Mechanisms of distribution of gaseous and particulate pollutants around major roadways may explain the risk observed [
11,
12,
13]. Sharp pollutant gradients exist near highways. In particular, particle number concentrations decreased nearly five-fold within 30 m of a major roadway [
11] as for gaseous compounds. For instance, relative concentrations of carbon monoxide, black carbon, and total particle number concentration decreased exponentially between 17 and 150 m downwind from the highways, while at 300 m ultrafine particle concentrations were the same as at upwind sites [
12]. Thus, people living close to highways are likely to receive a much higher exposure to traffic-related air pollutants compared to residents living at >200–250 m distance [
11,
13].
Our results have some worth noting limitations linked to the lack of individual-level data nationwide. Pollution exposure was approximated by calculating the shortest distance between the centroid of the municipality of the residential address and the closest high traffic road.

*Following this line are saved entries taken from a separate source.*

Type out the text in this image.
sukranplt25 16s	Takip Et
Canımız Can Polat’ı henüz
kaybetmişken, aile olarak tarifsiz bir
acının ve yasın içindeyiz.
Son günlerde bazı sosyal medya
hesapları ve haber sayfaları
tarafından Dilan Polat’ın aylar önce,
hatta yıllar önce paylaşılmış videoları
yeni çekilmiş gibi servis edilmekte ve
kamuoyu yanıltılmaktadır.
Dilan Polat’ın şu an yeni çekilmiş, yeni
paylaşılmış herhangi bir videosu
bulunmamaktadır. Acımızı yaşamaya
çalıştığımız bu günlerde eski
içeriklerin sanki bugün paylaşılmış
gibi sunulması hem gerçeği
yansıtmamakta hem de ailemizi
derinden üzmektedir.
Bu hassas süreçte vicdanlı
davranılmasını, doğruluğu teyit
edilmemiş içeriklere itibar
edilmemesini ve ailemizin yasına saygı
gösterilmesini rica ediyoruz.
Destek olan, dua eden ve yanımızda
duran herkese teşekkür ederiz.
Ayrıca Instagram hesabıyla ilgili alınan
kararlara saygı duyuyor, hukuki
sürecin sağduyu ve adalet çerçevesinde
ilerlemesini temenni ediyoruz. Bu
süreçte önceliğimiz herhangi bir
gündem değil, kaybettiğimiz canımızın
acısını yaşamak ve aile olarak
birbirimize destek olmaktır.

Individual information on smoking habits was not available and as previously done, we adjusted the models for deprivation index which could be a predictor of smoking habits independent of personal characteristics [
15,
17]. Lung cancer takes many years to develop and residence at death is likely to be a poor measure of lifelong exposure to pollution. Nevertheless, ignoring latency should flatten the risk estimates if population commuting is random with respect to lung cancer. Moreover, residents in urban settings may move more frequently compared to residents in rural settings, which could attenuate effect estimates obtained in urban settings. Finally, emissions from vehicles may have changed significantly over time due to improved vehicle emission controls.
Study strengths include the very large series of mortality data that allowed for stable risk estimates. Selection bias is unlikely, because we took advantage of the complete Italian official mortality database and we used underlying lung cancer death as the endpoint of the study. The effects of single air pollutants are difficult to disentangle, while distance is a comprehensive proxy of any pollutant exposure not susceptible to the potential bias of selecting indicators difficult to measure or not specifically linked to traffic exposure. We adjusted all models for UR status and North-South gradient to take into account urban and regional pollution nationwide.